Just one inbound and one outbound train will run per day on the Heritage Corridor line, which serves southwest suburbs between Chicago’s Union Station and Joliet, and the North Central Service line, which serves northwest suburbs between Union Station and Antioch.

Just two inbound and two outbound trains will run per day on the SouthWest Service line, which serves southwest suburbs like Oak Lawn and Orland Park between Union Station and Manhattan.

The changes were announced Wednesday.

“The ridership has been so light on these trains that some of these have been carrying as few as one person, and we thought we should consolidate them,” Metra spokesman Michael Gillis said. “We’re still providing base-level service for essential workers but not running as many empty trains.”

On average, 35 riders per day have been using the Heritage Corridor line, which had been running seven trains per day, since the stay-home order was issued in March.
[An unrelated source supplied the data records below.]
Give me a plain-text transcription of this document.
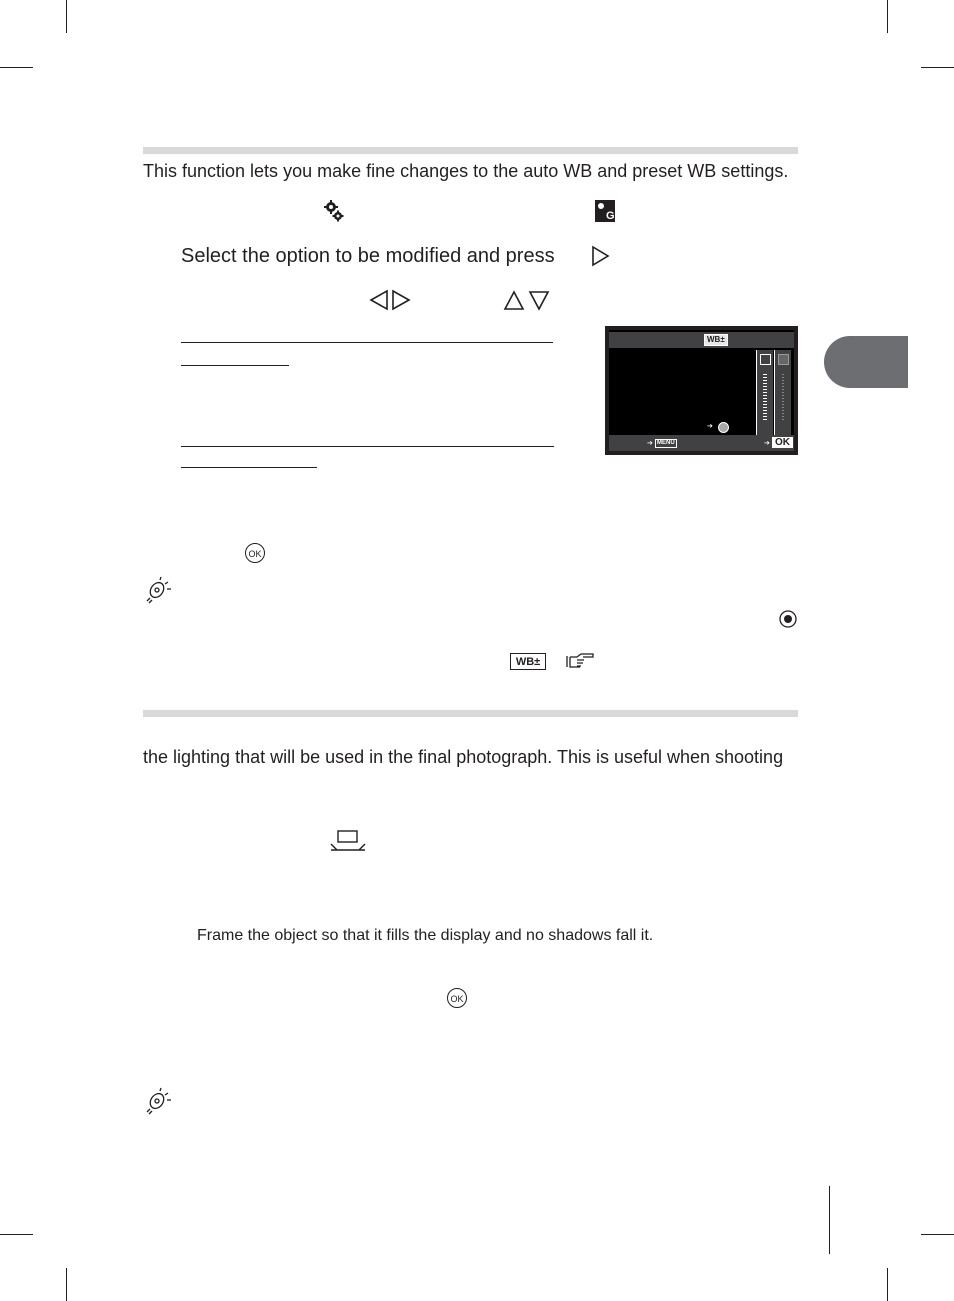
This function lets you make fine changes to the auto WB and preset WB settings.
G
Select the option to be modified and press
WB±
➔
➔ MENU	➔ OK
OK
WB±
the lighting that will be used in the final photograph. This is useful when shooting
Frame the object so that it fills the display and no shadows fall it.
OK
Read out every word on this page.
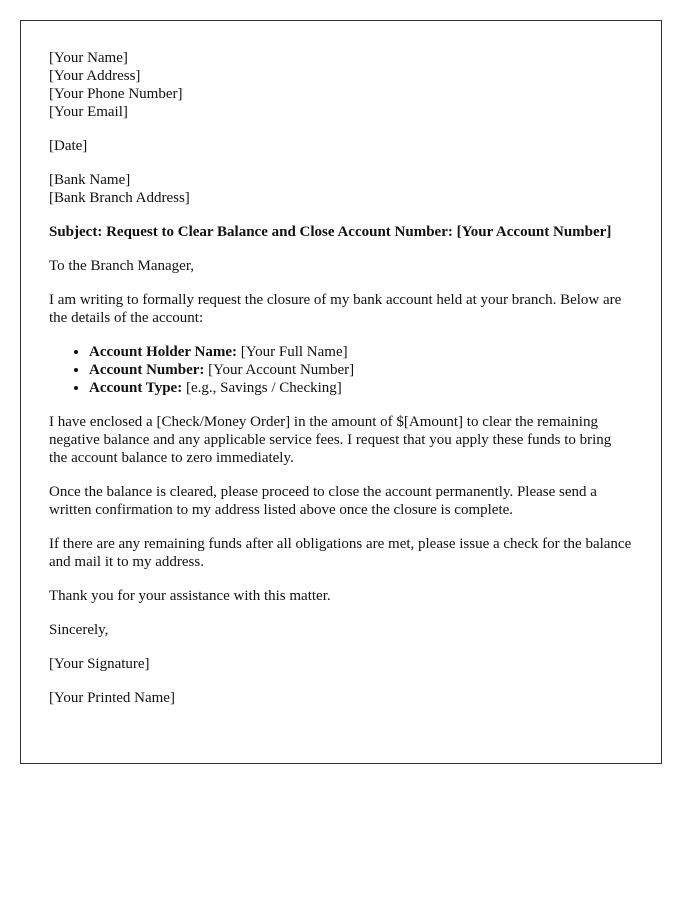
[Your Name]
[Your Address]
[Your Phone Number]
[Your Email]

[Date]

[Bank Name]
[Bank Branch Address]

Subject: Request to Clear Balance and Close Account Number: [Your Account Number]

To the Branch Manager,

I am writing to formally request the closure of my bank account held at your branch. Below are the details of the account:

• Account Holder Name: [Your Full Name]
• Account Number: [Your Account Number]
• Account Type: [e.g., Savings / Checking]

I have enclosed a [Check/Money Order] in the amount of $[Amount] to clear the remaining negative balance and any applicable service fees. I request that you apply these funds to bring the account balance to zero immediately.

Once the balance is cleared, please proceed to close the account permanently. Please send a written confirmation to my address listed above once the closure is complete.

If there are any remaining funds after all obligations are met, please issue a check for the balance and mail it to my address.

Thank you for your assistance with this matter.

Sincerely,

[Your Signature]

[Your Printed Name]
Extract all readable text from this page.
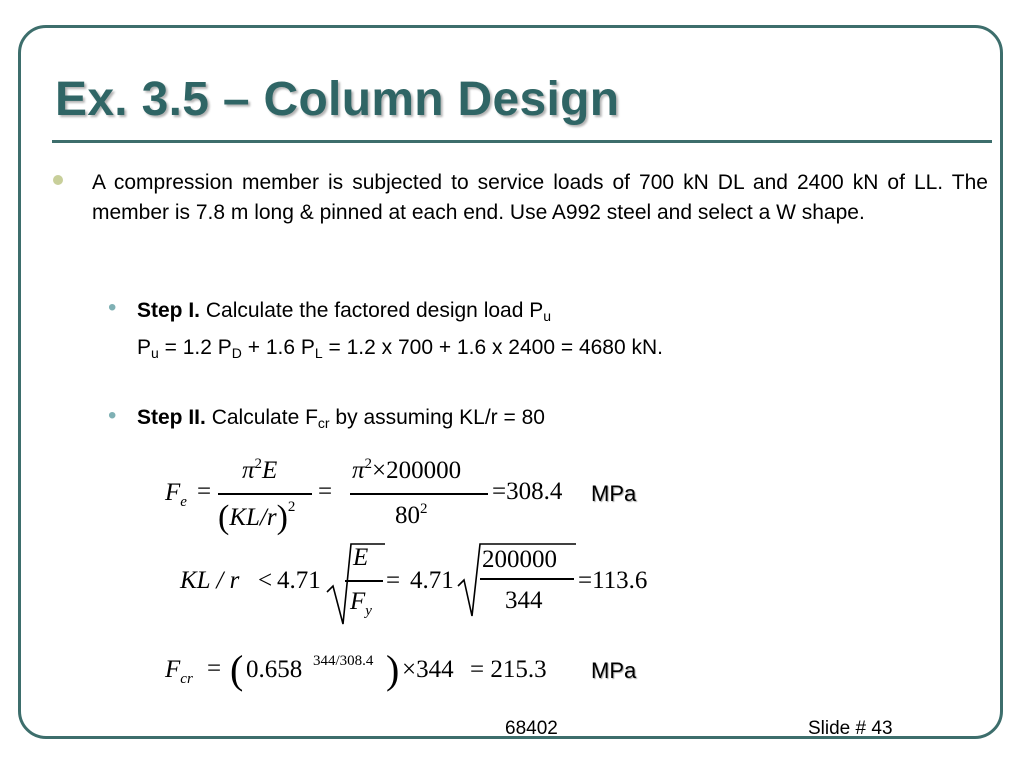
Ex. 3.5 – Column Design
A compression member is subjected to service loads of 700 kN DL and 2400 kN of LL. The member is 7.8 m long & pinned at each end. Use A992 steel and select a W shape.
• Step I. Calculate the factored design load $P_u$
$P_u = 1.2$ $P_D + 1.6$ $P_L = 1.2$ x 700 + 1.6 x 2400 = 4680 kN.
• Step II. Calculate $F_{cr}$ by assuming KL/r = 80
$F_e$ =
$\pi^2E$
$(KL/r)^2$
=
$\pi^2\times 200000$
$80^2$
=308.4 MPa
KL / r < 4.71
E
$F_y$
= 4.71
200000
344
=113.6
$F_{cr}$ = ( 0.658 344/308.4 ) ×344 = 215.3 MPa
68402	Slide # 43
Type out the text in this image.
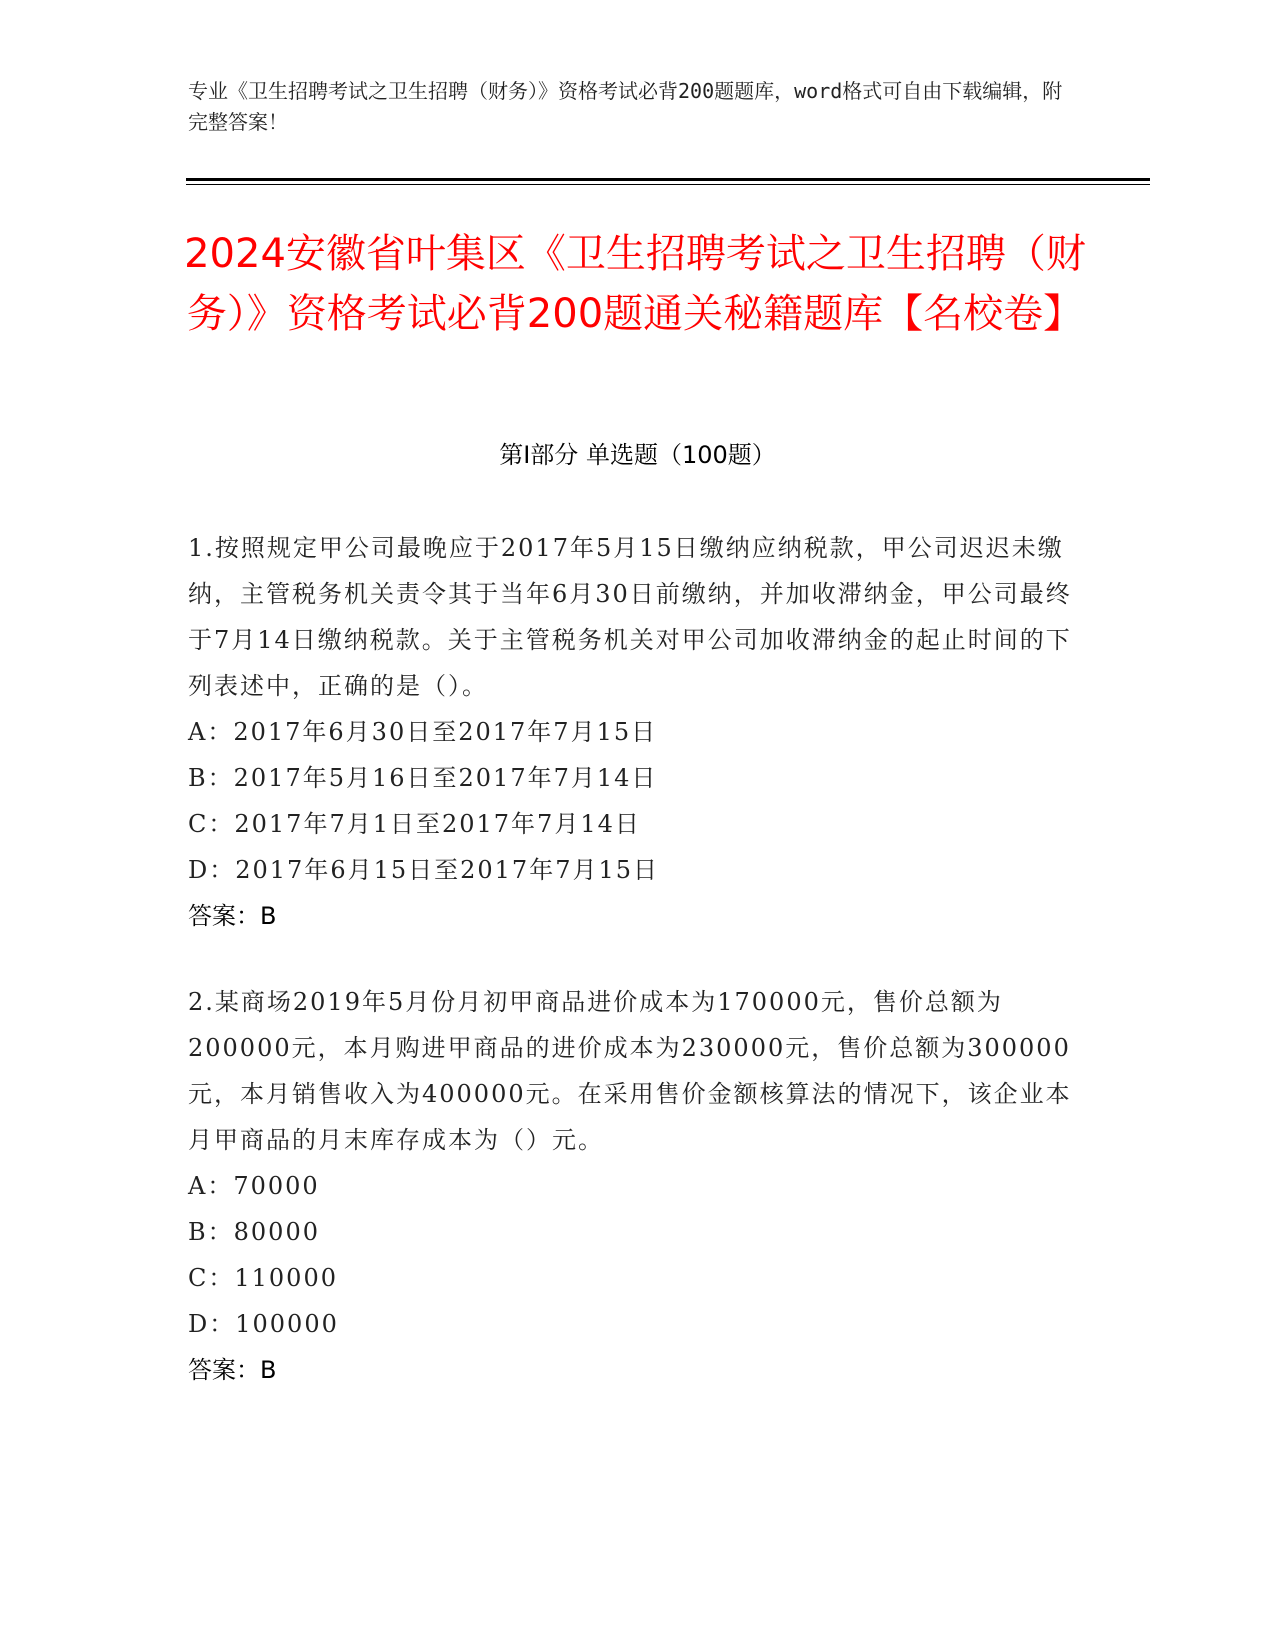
专业《卫生招聘考试之卫生招聘（财务）》资格考试必背200题题库，word格式可自由下载编辑，附完整答案！
2024安徽省叶集区《卫生招聘考试之卫生招聘（财务）》资格考试必背200题通关秘籍题库【名校卷】
第Ⅰ部分 单选题（100题）

1.按照规定甲公司最晚应于2017年5月15日缴纳应纳税款，甲公司迟迟未缴纳，主管税务机关责令其于当年6月30日前缴纳，并加收滞纳金，甲公司最终于7月14日缴纳税款。关于主管税务机关对甲公司加收滞纳金的起止时间的下列表述中，正确的是（）。

A：2017年6月30日至2017年7月15日

B：2017年5月16日至2017年7月14日

C：2017年7月1日至2017年7月14日

D：2017年6月15日至2017年7月15日

答案：B

2.某商场2019年5月份月初甲商品进价成本为170000元，售价总额为200000元，本月购进甲商品的进价成本为230000元，售价总额为300000元，本月销售收入为400000元。在采用售价金额核算法的情况下，该企业本月甲商品的月末库存成本为（）元。

A：70000

B：80000

C：110000

D：100000

答案：B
About 65 riders have been using the North Central line’s 10 daily trains, and about 120 riders have been using the SouthWest Service line’s 10 daily trains.

Systemwide, Metra has seen between 7,000 and 8,000 riders per day. Gillis said no further service reductions are planned for Metra’s other eight lines, but Metra will “continue to reassess” that on a daily basis.

Metra announced earlier in April it was projecting a loss of $536 million in revenue in 2020 and 2021, although it is expecting $480 million in federal aid. The service reductions starting May 4 will save about $470,000 per month.

“We just want to make sure people understand this is, hopefully, just a temporary thing,” Gillis said. “If we notice ridership ticking up, we’re willing to add more trains.”